中山第1週目のメインは伝統ある中山記念。毎年GI勝ち馬、またはそれに準じる馬が出走してくることで重厚な重賞として知られるが、4月初旬にGI大阪杯(中山記念の1着馬に優先出走権が与えられる)が組まれた17年以降、重みはさらに増した感がある。
昨年の覇者ダノンキングリー(大阪杯は3着)をはじめ、今年もなかなかの顔ぶれで、見応えある一戦になること請け合いだ。

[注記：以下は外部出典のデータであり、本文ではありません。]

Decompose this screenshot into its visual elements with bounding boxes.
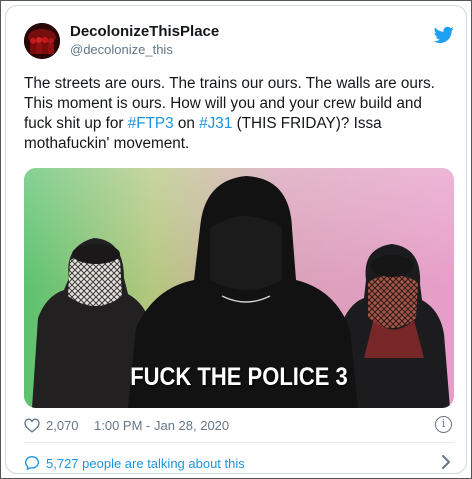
divider (24, 442, 454, 443)
tweet-media-image[interactable]: FUCK THE POLICE 3 (24, 168, 454, 408)
heart-icon[interactable] (24, 418, 40, 433)
twitter-bird-icon[interactable] (433, 26, 454, 44)
tweet-text: The streets are ours. The trains our our… (24, 74, 454, 154)
like-count[interactable]: 2,070 (46, 418, 79, 433)
avatar[interactable] (24, 23, 60, 59)
speech-bubble-icon (24, 455, 40, 471)
hashtag-j31-link[interactable]: #J31 (199, 115, 232, 132)
author-handle[interactable]: @decolonize_this (70, 41, 219, 59)
conversation-count-text: 5,727 people are talking about this (46, 456, 245, 471)
author-names: DecolonizeThisPlace @decolonize_this (70, 23, 219, 59)
tweet-meta: 2,070 1:00 PM - Jan 28, 2020 i (24, 416, 454, 436)
chevron-right-icon[interactable] (440, 454, 452, 470)
info-icon[interactable]: i (435, 416, 452, 433)
conversation-link[interactable]: 5,727 people are talking about this (24, 454, 454, 473)
tweet-timestamp[interactable]: 1:00 PM - Jan 28, 2020 (94, 418, 229, 433)
tweet-card: DecolonizeThisPlace @decolonize_this The… (5, 5, 467, 474)
hashtag-ftp3-link[interactable]: #FTP3 (128, 115, 174, 132)
tweet-text-part: on (173, 115, 200, 132)
video-caption: FUCK THE POLICE 3 (130, 362, 348, 391)
author-display-name[interactable]: DecolonizeThisPlace (70, 23, 219, 41)
tweet-header: DecolonizeThisPlace @decolonize_this (24, 20, 454, 66)
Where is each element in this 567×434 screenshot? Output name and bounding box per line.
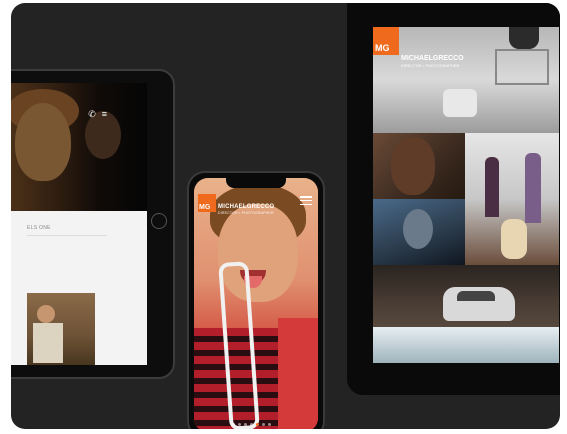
tile-person-1 [485, 157, 499, 217]
phone-logo[interactable]: MG [198, 194, 216, 212]
tile-car-window [457, 291, 495, 301]
left-thumbnail[interactable] [27, 293, 95, 365]
thumb-kid-body [33, 323, 63, 363]
phone-subtitle: DIRECTOR • PHOTOGRAPHER [218, 211, 274, 215]
left-caption: ELS ONE [27, 225, 51, 231]
home-button[interactable] [151, 213, 167, 229]
menu-icon[interactable] [300, 196, 312, 205]
gallery-tile-family[interactable] [465, 133, 559, 265]
left-nav: ✆ ≡ [88, 109, 107, 120]
right-tablet: MG MICHAELGRECCO DIRECTOR • PHOTOGRAPHER [347, 3, 560, 395]
tile-blue-face [403, 209, 433, 249]
gallery-tile-interior[interactable] [373, 27, 559, 133]
gallery-tile-car[interactable] [373, 265, 559, 363]
phone-pager[interactable] [232, 423, 271, 426]
pager-dot[interactable] [238, 423, 241, 426]
pager-dot[interactable] [250, 423, 253, 426]
phone-brand: MICHAELGRECCO [218, 204, 275, 210]
gallery-tile-portrait[interactable] [373, 133, 465, 199]
tile-person-2 [525, 153, 541, 223]
tile-wall-panel [495, 49, 549, 85]
hero-face-woman [15, 103, 71, 181]
tile-dog [501, 219, 527, 259]
pager-dot[interactable] [244, 423, 247, 426]
pager-dot[interactable] [232, 423, 235, 426]
pager-dot[interactable] [268, 423, 271, 426]
tile-man [509, 27, 539, 49]
gallery-tile-blue[interactable] [373, 199, 465, 265]
right-logo[interactable]: MG [373, 27, 399, 55]
left-divider [27, 235, 107, 236]
right-tablet-screen: MG MICHAELGRECCO DIRECTOR • PHOTOGRAPHER [373, 27, 559, 363]
phone-screen: MG MICHAELGRECCO DIRECTOR • PHOTOGRAPHER [194, 178, 318, 429]
phone-device: MG MICHAELGRECCO DIRECTOR • PHOTOGRAPHER [187, 171, 325, 429]
left-hero-image: ✆ ≡ [11, 83, 147, 211]
tile-chair [443, 89, 477, 117]
right-brand: MICHAELGRECCO [401, 55, 464, 62]
phone-notch [226, 178, 286, 188]
showcase-stage: ✆ ≡ ELS ONE MG MICHAELGRECCO DIRECTOR • … [11, 3, 560, 429]
phone-portrait-jacket [278, 318, 318, 429]
pager-dot[interactable] [262, 423, 265, 426]
tile-water-splash [373, 327, 559, 363]
right-subtitle: DIRECTOR • PHOTOGRAPHER [401, 63, 460, 68]
menu-icon[interactable]: ≡ [102, 109, 107, 120]
phone-icon[interactable]: ✆ [88, 109, 96, 120]
left-tablet-screen: ✆ ≡ ELS ONE [11, 83, 147, 365]
tile-face [391, 137, 435, 195]
thumb-kid-head [37, 305, 55, 323]
pager-dot[interactable] [256, 423, 259, 426]
left-tablet: ✆ ≡ ELS ONE [11, 69, 175, 379]
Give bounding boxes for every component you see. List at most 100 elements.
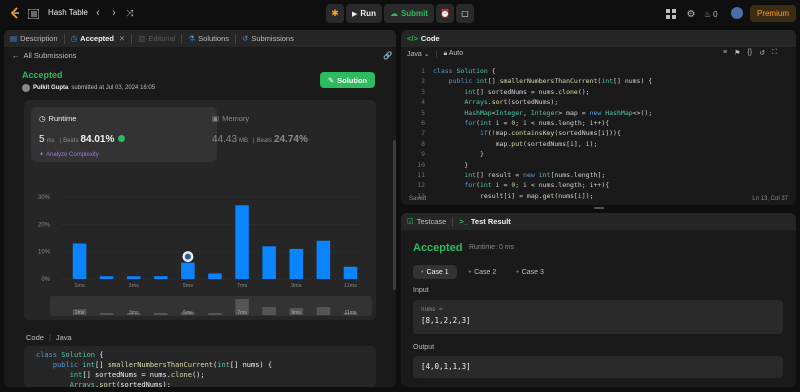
y-tick-label: 30% bbox=[38, 195, 51, 201]
code-line[interactable]: Arrays.sort(sortedNums); bbox=[36, 380, 364, 387]
mini-tick-label: 3ms bbox=[129, 310, 139, 316]
leetcode-logo-icon[interactable] bbox=[8, 6, 22, 20]
link-icon[interactable]: 🔗 bbox=[383, 51, 392, 60]
tab-code[interactable]: </> Code bbox=[401, 30, 446, 47]
output-label: Output bbox=[413, 344, 435, 351]
x-tick-label: 11ms bbox=[344, 283, 357, 289]
code-line[interactable]: int[] result = new int[nums.length]; bbox=[433, 170, 652, 180]
chart-bar bbox=[235, 205, 249, 279]
tab-label: Submissions bbox=[251, 34, 294, 43]
braces-icon[interactable]: {} bbox=[747, 49, 752, 57]
settings-icon[interactable]: ⚙ bbox=[685, 8, 697, 20]
code-line[interactable]: for(int i = 0; i < nums.length; i++){ bbox=[433, 118, 652, 128]
result-status: Accepted bbox=[413, 242, 463, 254]
cursor-position: Ln 13, Col 37 bbox=[752, 196, 788, 202]
code-line[interactable]: class Solution { bbox=[433, 66, 652, 76]
chevron-right-icon[interactable]: › bbox=[108, 7, 120, 19]
submit-button[interactable]: ☁ Submit bbox=[384, 4, 434, 23]
x-tick-label: 7ms bbox=[237, 283, 248, 289]
line-number: 9 bbox=[421, 150, 425, 159]
y-tick-label: 10% bbox=[38, 250, 51, 256]
x-tick-label: 9ms bbox=[291, 283, 302, 289]
description-icon: ▤ bbox=[10, 34, 18, 43]
code-line[interactable]: int[] sortedNums = nums.clone(); bbox=[433, 87, 652, 97]
bookmark-icon[interactable]: ⚑ bbox=[734, 49, 740, 57]
code-line[interactable]: result[i] = map.get(nums[i]); bbox=[433, 191, 652, 201]
resize-handle[interactable] bbox=[594, 207, 604, 209]
output-value: [4,0,1,1,3] bbox=[421, 362, 471, 371]
tab-testcase[interactable]: ☑ Testcase bbox=[401, 213, 452, 230]
tab-submissions[interactable]: ↺ Submissions bbox=[236, 30, 300, 47]
chart-bar bbox=[181, 262, 195, 279]
tab-solutions[interactable]: ⚗ Solutions bbox=[182, 30, 235, 47]
tab-accepted[interactable]: ◷ Accepted ✕ bbox=[65, 30, 132, 47]
code-line[interactable]: if(!map.containsKey(sortedNums[i])){ bbox=[433, 128, 652, 138]
line-number: 5 bbox=[421, 108, 425, 117]
auto-mode-toggle[interactable]: 🔒︎ Auto bbox=[443, 50, 463, 58]
chevron-left-icon[interactable]: ‹ bbox=[92, 7, 104, 19]
submitter-name[interactable]: Pulkit Gupta bbox=[33, 85, 68, 91]
notes-button[interactable]: ▢ bbox=[456, 4, 474, 23]
input-value: [8,1,2,2,3] bbox=[421, 316, 471, 325]
case-tab-1[interactable]: • Case 1 bbox=[413, 265, 457, 279]
x-tick-label: 1ms bbox=[74, 283, 85, 289]
code-line[interactable]: Arrays.sort(sortedNums); bbox=[433, 97, 652, 107]
run-button[interactable]: ▶ Run bbox=[346, 4, 382, 23]
code-line[interactable]: } bbox=[433, 160, 652, 170]
language-select[interactable]: Java ⌄ bbox=[407, 50, 430, 58]
problem-list-icon[interactable] bbox=[26, 7, 40, 21]
case-tab-3[interactable]: • Case 3 bbox=[508, 265, 552, 279]
code-line[interactable]: public int[] smallerNumbersThanCurrent(i… bbox=[36, 360, 364, 370]
code-editor-panel: </> Code Java ⌄ | 🔒︎ Auto ≡ ⚑ {} ↺ ⛶ 123… bbox=[401, 30, 796, 205]
submitted-code-block[interactable]: class Solution { public int[] smallerNum… bbox=[24, 346, 376, 387]
tab-label: Code bbox=[420, 34, 440, 43]
close-icon[interactable]: ✕ bbox=[119, 34, 125, 43]
chart-bar bbox=[343, 266, 358, 279]
tab-description[interactable]: ▤ Description bbox=[4, 30, 64, 47]
tab-test-result[interactable]: >_ Test Result bbox=[453, 213, 516, 230]
reset-icon[interactable]: ↺ bbox=[759, 49, 765, 57]
case-label: Case 3 bbox=[521, 268, 544, 276]
case-tab-2[interactable]: • Case 2 bbox=[461, 265, 505, 279]
code-editor[interactable]: 1 2 3 4 5 6 7 8 9 10 11 12 13 class Solution { publi… bbox=[401, 62, 796, 200]
terminal-icon: >_ bbox=[459, 217, 468, 226]
left-tab-bar: ▤ Description ◷ Accepted ✕ ▥ Editorial ⚗… bbox=[4, 30, 396, 47]
mini-bar bbox=[208, 313, 222, 315]
y-tick-label: 0% bbox=[41, 277, 50, 283]
avatar[interactable] bbox=[731, 7, 743, 19]
code-line[interactable]: class Solution { bbox=[36, 350, 364, 360]
tab-label: Test Result bbox=[470, 217, 511, 226]
code-tab-bar: </> Code bbox=[401, 30, 796, 47]
arrow-left-icon[interactable]: ← bbox=[12, 51, 20, 60]
shuffle-icon[interactable]: ⤨ bbox=[124, 7, 136, 19]
all-submissions-link[interactable]: All Submissions bbox=[24, 51, 77, 60]
case-label: Case 1 bbox=[426, 268, 449, 276]
lock-icon: 🔒︎ bbox=[443, 50, 448, 57]
code-line[interactable]: for(int i = 0; i < nums.length; i++){ bbox=[433, 180, 652, 190]
code-line[interactable]: HashMap<Integer, Integer> map = new Hash… bbox=[433, 108, 652, 118]
pass-dot-icon: • bbox=[516, 268, 519, 276]
solution-button[interactable]: ✎ Solution bbox=[320, 72, 375, 88]
runtime-distribution-chart[interactable]: 30% 20% 10% 0% 1ms 3ms 5ms 7ms 9ms 11ms 1ms 3ms 5ms 7… bbox=[24, 100, 376, 320]
code-line[interactable]: } bbox=[433, 149, 652, 159]
code-line[interactable]: int[] sortedNums = nums.clone(); bbox=[36, 370, 364, 380]
code-line[interactable]: public int[] smallerNumbersThanCurrent(i… bbox=[433, 76, 653, 86]
fullscreen-icon[interactable]: ⛶ bbox=[772, 49, 777, 57]
scrollbar[interactable] bbox=[393, 140, 396, 290]
layout-grid-icon[interactable] bbox=[665, 8, 677, 20]
format-icon[interactable]: ≡ bbox=[723, 49, 727, 57]
tab-editorial[interactable]: ▥ Editorial bbox=[132, 30, 181, 47]
code-brackets-icon: </> bbox=[407, 34, 418, 43]
code-lines[interactable]: class Solution { public int[] smallerNum… bbox=[433, 66, 652, 201]
line-number: 2 bbox=[421, 77, 425, 86]
saved-status: Saved bbox=[409, 196, 427, 202]
premium-button[interactable]: Premium bbox=[750, 5, 796, 22]
chart-bar bbox=[289, 248, 304, 279]
result-runtime: Runtime: 0 ms bbox=[469, 244, 515, 251]
problem-title[interactable]: Hash Table bbox=[48, 8, 88, 17]
debug-button[interactable]: ✱ bbox=[326, 4, 344, 23]
streak-counter[interactable]: ♨ 0 bbox=[704, 7, 718, 21]
user-avatar[interactable] bbox=[22, 84, 30, 92]
timer-button[interactable]: ⏰ bbox=[436, 4, 454, 23]
code-line[interactable]: map.put(sortedNums[i], i); bbox=[433, 139, 652, 149]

まずは過去のデータを見てみよう。03年に馬単が導入されて以降、これまでの18年間、その馬単での万馬券は3回(馬連2回)。一見すると堅く収まっているかの印象を受けるが、1番人気馬は6勝(2着1回)、2番人気馬は4勝(2着3回)で、1、2番人気馬のワンツー決着は1回のみ。意外や簡単に収まることが少なく、中穴傾向の重賞で簡単ではない。
年齢的には生きのいい4歳馬が7勝(2着5回)と活躍しており、うち1勝が牝馬。出走頭数が少ない割に牝馬の連対が目立っていることは、頭に入れておいて損はないだろう。
改めて顔ぶれを見てみる。東西の金杯を制したヒシイグアスとケイデンスコールが出走してくる。ともに5歳馬で充実ぶりはかなりのもの。人気の一角であることは疑いようがない。
しかし、穴党として最も期待を寄せたいのは6歳馬のフランツである。データでは4歳馬が最も勝っているが、2着馬に目を向けると6歳馬が一番。3勝、2着7回と連対率はかなり高いのだ。
フランツは2歳から3歳初めまでクラシック候補の1頭に数えられ、将来を嘱望されもした存在。しかし、ひ弱な体質が災いして休み休み使わざるを得ず、期待に反して伸び悩んだまま、ここまできてしまった。それでも走るたびにひ弱さは解消され、遅ればせながら、ようやく持てる力を発揮できるようになってきた。
昨年11月のアンドロメダS(12着)のあと、ひと息入れて立て直した前走の白富士Sは、見せ場たっぷりに勝ち馬と半馬身差の3着に頑張った。この時、馬体重がプラス14キロも増えていたことを思うと、知らないうちに大きく成長したに違いない。
この中間も順調そのもの。前走後はここを目標に調整されてきただけに、とにかく仕上がり状態はいい。1週前の追い切りの動きは軽快かつリズミカル。臨戦態勢が整い、前走以上の状態とみてよさそうだ。であるなら、相手がそろっているここでも力は通用していい。
中山コースは初めてになるが、器用さが持ち味でレースセンスのある馬。むしろ、小回りの中山は合っているとみていいのではないだろうか。
ヴィクトリー(皐月賞)、フサイチコンコルド(ダービー)など近親、一族に活躍馬が多数いる血筋。まだ良化の余地は十分あることを思えば、強敵相手のここでも勝ち負けになって不思議はない。